要塞ケルン
出発してから、一日半程で『要塞ケルン』に到着した。途中、寒空の下で野宿し、死にそうになった事は話さないでおこう。ただ本当に寒くて死にそうになっただけだからだ。他に覚えているのは、イノシシの肉が異常なまでに硬かった事と…その匂いで狼が寄って来ないかという恐怖、そして、凍傷にならないように一日中、手と足の指を動かし続けていた事。それ以外は特に何も無かった。
とにかく、ソフィアは目の前の小さな要塞を見て涙を流しそうな程に感動したが、案の定、目が痛くなるだけで乾いた瞳からは涙など出るはずもなかった。
要塞ケルンは想像と反して小さかった。黒い壁に覆われ、強固な門は厚く逞しかった。孤立しても尚、外敵からの攻撃に少人数で耐え続けているのだ…。外の雪や冷たい風なんて容易く跳ねかえしてしまうだろう。
ソフィアの期待を裏切って、要塞ケルンの中は寒かった。見張りの兵達に事情を説明するのも手間取った。
いつ攻撃されるか分からない門と寒空の下、1時間も待たされたのだ。
1時間後、この要塞の隊長である男に連れられ、ようやく中に入るが…初めの一言が「俺達の増援は娼婦か?」だった。
早くも娼婦呼ばわりされたソフィア達は苛立ちを抑えつつ説明した。大軍団がこちらに増援として向かっていること、私達は別件で敵の陣を探していること…娼婦ではなく騎士であること。
隊長は言った。
「敵の大部隊に攻撃されていて長くは持たない。食糧も兵士も武器も不足しているが、増援が来るまでは耐えて見せる。
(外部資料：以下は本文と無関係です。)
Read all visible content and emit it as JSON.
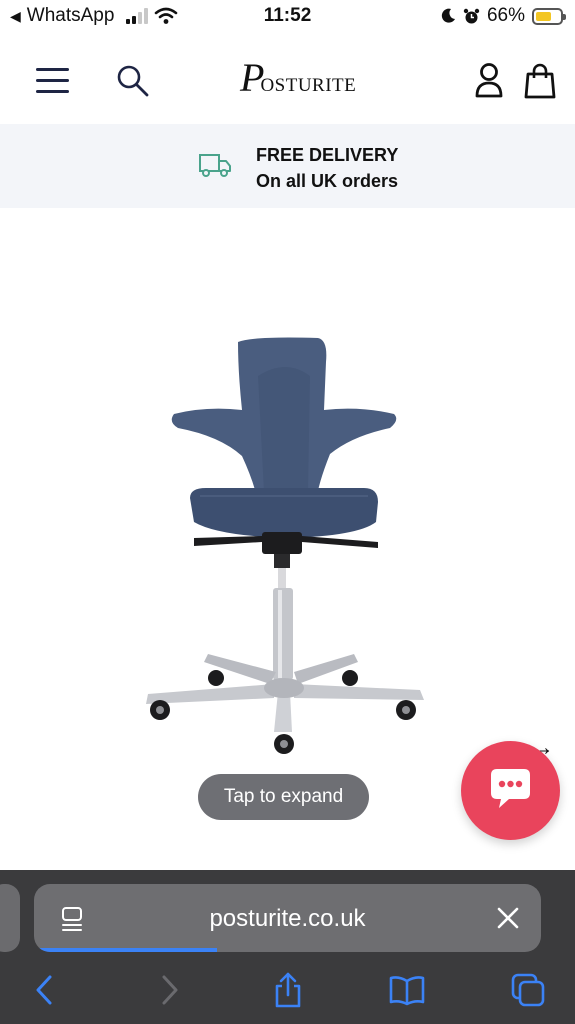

陣については知らない、今まで見つけた事がないからな、やつらは1日おきに、陣の場所を変えるために移動している。あの『幽霊の森』を自分達の庭のように動き回れるのだから勝ち目は薄い。以前、俺達もあいつらの陣に斥候しようと50人の兵をを行かせたが、一人しか戻って来なかった」
と、ソフィア達にとっては最悪の情報だった。土地勘がない上に、深い森の中に引きこもっていられては堪ったものじゃない。見つける間に、狼やら敵やら寒さにやられてしまうだろう。
打つ手なしかと思われたが、ジャンヌが口を開いた。
「その生き残りから話は聞けるか?」
それを聞いた隊長は頷き告げた。
「道案内として連れて行っても良いが、問題がある。その道案内は優れた兵士で戦力が減るのは忍びない。どうしても連れて行くなら、リアナ様は置いていけ」と。
リアナが驚きの表情を向ける。
「危険な場所に王の娘を行かせる訳にはいかない。我らが獅子王だ。そんな事で俺達の忠誠心を疑われるのは嫌だからな。その爺さんにも見覚えがある。とりあえず、リアナ様は行かせられない」
隊長は淡々と言葉を続けた。「嫌なら断れ、力ずくで連れ帰る」
まさか、自分の事を知る人間が居るとは思わなかったリアナは、肩を竦める。
拒否権など無かった。結局、リアナと御付きのジオ爺さんは要塞に残り、ソフィア達は道案内を手に入れた。
道案内の男は、サムと名乗った。サムはどこか挙動不審で始終、周囲を見渡しているような男だった。
騎士団は、その男をどこか信用する事が出来ないまま、深い深い霧の掛かった『幽霊の森』に足を向けた。
無数の枯れ木の枝が空にクモの巣を張るように広がっている。霧は深まり、奥まで見渡せない。
足を踏み入れる人々を喰らう森、ソフィアは背筋に走る悪寒を振り払い、前にゆっくりと歩み始めた。